Inclináronse reverentemente los aludidos, y a una señal hecha por Abdallah, varias barcas lujosamente empavesadas y dirigidas por hábiles remeros, hendieron las aguas, y al compás de la música, sacaron del fondo del río una ancha red que el previsor sarraceno hiciera colocar allí de antemano para que no se perdiesen las costosas vajillas que arrojaban sus servidores apenas las quitaban de la mesa. Al ver tan inesperada maravilla, frenéticos aplausos, nuevos vivas y nuevos ecos de júbilo vinieron a ensordecer el espacio; y para corresponder a ellos dignamente, el mismo rey tomó en sus manos las piezas más lujosas y de más valor, y así fue repartiéndolas entre los jeques de su séquito y los nobles del de su esposa.

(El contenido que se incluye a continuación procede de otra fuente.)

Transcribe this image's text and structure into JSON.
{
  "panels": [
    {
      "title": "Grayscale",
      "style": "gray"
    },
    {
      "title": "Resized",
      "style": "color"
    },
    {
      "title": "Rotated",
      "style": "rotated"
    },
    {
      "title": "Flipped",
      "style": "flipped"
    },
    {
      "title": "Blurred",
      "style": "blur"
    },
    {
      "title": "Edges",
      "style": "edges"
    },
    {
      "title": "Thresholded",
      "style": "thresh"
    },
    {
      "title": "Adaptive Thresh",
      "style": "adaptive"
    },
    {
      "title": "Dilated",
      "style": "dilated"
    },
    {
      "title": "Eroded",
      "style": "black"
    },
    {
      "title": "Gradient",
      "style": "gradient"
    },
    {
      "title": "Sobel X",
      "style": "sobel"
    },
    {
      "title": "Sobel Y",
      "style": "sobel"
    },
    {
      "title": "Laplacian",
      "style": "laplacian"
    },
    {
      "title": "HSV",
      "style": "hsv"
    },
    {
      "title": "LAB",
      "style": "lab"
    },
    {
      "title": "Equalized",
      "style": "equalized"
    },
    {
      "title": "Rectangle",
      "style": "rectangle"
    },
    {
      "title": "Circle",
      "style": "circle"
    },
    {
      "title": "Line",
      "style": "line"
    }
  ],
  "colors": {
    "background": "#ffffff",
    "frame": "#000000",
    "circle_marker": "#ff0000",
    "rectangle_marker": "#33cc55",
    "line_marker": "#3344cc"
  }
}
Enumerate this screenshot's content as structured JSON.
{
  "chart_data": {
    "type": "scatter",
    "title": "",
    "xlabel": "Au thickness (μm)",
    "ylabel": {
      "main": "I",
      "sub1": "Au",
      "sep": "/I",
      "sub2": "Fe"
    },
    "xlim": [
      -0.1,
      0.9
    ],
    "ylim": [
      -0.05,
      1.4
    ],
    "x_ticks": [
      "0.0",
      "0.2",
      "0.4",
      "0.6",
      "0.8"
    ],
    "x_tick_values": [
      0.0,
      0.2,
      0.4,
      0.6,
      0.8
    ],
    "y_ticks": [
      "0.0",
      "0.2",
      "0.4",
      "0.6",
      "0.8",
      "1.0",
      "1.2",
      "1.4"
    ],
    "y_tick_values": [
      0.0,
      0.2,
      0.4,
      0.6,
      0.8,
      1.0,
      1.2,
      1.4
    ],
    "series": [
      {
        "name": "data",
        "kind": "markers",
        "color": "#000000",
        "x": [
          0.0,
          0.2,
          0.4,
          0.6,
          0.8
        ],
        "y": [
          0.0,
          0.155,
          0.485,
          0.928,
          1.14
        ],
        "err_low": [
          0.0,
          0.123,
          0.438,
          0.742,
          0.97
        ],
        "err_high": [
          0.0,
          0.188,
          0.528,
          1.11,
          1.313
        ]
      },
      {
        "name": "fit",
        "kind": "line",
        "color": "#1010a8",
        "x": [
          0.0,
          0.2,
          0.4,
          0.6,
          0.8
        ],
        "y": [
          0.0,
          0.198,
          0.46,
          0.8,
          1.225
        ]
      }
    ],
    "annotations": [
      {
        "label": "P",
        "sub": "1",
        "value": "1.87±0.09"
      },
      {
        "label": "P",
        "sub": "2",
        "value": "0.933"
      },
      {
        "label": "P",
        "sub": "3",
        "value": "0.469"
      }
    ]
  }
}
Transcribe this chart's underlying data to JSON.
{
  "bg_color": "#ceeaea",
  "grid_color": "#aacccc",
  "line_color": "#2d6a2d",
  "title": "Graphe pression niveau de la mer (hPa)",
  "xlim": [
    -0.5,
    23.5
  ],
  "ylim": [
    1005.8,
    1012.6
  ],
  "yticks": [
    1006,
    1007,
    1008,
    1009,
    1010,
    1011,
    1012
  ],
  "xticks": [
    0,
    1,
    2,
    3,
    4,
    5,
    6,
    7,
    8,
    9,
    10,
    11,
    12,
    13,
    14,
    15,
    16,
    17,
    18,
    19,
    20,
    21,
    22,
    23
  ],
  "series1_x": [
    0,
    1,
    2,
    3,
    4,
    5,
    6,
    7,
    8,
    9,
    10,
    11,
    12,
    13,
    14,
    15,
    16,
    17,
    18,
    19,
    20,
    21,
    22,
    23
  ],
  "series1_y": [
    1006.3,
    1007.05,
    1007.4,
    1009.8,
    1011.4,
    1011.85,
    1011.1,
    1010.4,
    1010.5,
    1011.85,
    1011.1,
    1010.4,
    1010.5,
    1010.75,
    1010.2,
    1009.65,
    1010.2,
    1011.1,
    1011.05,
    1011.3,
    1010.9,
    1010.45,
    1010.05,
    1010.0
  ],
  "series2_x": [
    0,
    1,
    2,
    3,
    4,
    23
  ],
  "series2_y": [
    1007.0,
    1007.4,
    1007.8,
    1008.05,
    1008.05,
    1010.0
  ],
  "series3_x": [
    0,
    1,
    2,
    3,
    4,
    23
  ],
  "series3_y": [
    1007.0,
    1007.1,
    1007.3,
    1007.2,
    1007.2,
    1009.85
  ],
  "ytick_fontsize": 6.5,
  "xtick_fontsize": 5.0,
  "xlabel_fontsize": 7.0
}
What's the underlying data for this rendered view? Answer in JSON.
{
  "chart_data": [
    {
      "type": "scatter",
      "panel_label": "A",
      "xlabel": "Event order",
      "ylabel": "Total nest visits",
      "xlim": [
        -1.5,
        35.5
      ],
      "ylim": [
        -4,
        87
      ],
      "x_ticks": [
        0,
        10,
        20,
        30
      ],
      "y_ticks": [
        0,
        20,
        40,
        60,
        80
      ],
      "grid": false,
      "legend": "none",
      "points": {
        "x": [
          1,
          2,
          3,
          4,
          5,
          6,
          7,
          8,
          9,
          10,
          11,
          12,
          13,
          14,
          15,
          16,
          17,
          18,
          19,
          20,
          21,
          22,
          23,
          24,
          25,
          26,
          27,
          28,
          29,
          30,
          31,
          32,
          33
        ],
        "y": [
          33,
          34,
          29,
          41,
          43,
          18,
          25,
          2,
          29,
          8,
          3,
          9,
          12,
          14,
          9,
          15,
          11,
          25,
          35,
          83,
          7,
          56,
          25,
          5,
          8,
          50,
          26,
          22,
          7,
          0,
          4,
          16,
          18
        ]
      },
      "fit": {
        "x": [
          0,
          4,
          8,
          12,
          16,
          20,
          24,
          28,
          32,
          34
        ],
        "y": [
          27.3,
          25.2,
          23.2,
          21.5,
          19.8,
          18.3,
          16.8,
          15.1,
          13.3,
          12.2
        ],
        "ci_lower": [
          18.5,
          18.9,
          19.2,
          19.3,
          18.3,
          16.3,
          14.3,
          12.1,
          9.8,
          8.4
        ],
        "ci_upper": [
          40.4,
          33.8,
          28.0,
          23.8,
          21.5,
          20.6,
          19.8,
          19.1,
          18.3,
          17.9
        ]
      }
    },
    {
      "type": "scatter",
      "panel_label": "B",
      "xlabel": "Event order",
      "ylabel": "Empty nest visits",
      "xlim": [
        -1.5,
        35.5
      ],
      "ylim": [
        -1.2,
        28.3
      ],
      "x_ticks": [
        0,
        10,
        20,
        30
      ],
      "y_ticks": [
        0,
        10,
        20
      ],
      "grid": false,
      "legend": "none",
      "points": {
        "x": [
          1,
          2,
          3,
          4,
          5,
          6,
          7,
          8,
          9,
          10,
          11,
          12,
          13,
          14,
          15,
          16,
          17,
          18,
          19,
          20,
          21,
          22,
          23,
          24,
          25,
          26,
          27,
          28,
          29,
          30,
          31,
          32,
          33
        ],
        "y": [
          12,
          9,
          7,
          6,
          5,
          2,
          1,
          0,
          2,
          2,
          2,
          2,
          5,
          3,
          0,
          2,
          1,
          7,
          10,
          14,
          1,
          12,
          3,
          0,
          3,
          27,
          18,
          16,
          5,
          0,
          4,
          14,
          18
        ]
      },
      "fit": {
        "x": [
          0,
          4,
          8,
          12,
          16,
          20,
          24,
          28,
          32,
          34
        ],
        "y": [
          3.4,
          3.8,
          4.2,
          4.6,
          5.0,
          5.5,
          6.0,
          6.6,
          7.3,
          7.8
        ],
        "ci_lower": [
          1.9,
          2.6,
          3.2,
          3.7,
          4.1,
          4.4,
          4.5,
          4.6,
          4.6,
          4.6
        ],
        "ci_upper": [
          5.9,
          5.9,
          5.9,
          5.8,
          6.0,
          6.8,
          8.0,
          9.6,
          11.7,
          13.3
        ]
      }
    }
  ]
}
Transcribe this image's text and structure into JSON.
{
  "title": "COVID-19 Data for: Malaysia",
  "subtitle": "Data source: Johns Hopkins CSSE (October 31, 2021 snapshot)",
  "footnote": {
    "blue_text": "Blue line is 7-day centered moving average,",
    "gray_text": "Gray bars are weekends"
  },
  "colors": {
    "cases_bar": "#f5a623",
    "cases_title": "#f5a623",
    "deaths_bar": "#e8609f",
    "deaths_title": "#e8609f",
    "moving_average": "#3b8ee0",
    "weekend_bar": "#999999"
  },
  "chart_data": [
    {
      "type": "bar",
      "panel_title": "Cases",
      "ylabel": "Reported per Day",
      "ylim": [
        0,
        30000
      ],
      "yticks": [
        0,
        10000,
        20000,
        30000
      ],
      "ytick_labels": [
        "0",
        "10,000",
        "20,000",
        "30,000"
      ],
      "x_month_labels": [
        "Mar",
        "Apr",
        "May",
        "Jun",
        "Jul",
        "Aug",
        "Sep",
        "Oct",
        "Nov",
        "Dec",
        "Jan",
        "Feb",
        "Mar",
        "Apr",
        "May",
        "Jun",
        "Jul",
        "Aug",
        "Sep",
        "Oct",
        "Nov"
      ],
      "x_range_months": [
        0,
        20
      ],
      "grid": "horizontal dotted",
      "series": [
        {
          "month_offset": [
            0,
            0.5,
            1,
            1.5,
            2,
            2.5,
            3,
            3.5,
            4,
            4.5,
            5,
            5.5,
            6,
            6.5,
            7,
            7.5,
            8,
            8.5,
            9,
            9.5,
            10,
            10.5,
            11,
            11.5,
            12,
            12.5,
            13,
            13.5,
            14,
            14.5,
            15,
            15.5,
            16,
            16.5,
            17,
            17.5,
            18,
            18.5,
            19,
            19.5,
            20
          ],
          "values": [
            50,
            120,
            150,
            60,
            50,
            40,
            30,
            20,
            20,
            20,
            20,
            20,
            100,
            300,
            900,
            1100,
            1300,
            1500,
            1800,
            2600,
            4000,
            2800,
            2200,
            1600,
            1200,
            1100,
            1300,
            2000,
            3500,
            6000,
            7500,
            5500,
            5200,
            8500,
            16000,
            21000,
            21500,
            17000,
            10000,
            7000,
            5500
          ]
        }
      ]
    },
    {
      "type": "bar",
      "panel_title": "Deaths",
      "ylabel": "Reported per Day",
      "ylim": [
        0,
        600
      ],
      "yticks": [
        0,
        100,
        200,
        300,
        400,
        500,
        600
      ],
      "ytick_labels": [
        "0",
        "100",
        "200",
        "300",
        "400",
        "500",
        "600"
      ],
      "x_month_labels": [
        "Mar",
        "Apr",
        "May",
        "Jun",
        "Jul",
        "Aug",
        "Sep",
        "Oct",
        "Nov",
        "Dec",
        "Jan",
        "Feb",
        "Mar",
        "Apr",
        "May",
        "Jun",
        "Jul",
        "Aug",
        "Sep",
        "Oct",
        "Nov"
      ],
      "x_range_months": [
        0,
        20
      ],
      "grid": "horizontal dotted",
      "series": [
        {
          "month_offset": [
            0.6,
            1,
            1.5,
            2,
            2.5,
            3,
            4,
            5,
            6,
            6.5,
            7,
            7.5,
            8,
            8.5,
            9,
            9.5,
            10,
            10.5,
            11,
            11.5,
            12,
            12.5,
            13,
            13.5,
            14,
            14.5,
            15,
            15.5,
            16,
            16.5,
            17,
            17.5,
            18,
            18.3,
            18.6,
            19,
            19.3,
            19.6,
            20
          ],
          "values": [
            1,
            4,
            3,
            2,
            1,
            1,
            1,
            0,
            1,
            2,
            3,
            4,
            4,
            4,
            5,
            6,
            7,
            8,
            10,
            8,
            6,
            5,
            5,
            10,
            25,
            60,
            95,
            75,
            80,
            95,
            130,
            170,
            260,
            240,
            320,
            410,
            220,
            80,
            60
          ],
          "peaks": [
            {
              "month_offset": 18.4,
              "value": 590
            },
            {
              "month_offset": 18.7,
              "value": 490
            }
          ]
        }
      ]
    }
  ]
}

El manto de la noche empezaba a cubrir el ancho fondo del cielo, y las nieblas se levantaban desde el río envolviéndolo todo en sus nubes. Abdallah dio la señal de la partida.
—Permitidme, antes de emprender la marcha, que reciba por última vez la bendición de estos santos varones a quienes respeto como a mi padre, señor,—dijo la joven desposada volviéndose a Abdallah y señalando a dos graves y austeros obispos que formaban parte de la comitiva que al salir de León la había dado Don Alfonso V.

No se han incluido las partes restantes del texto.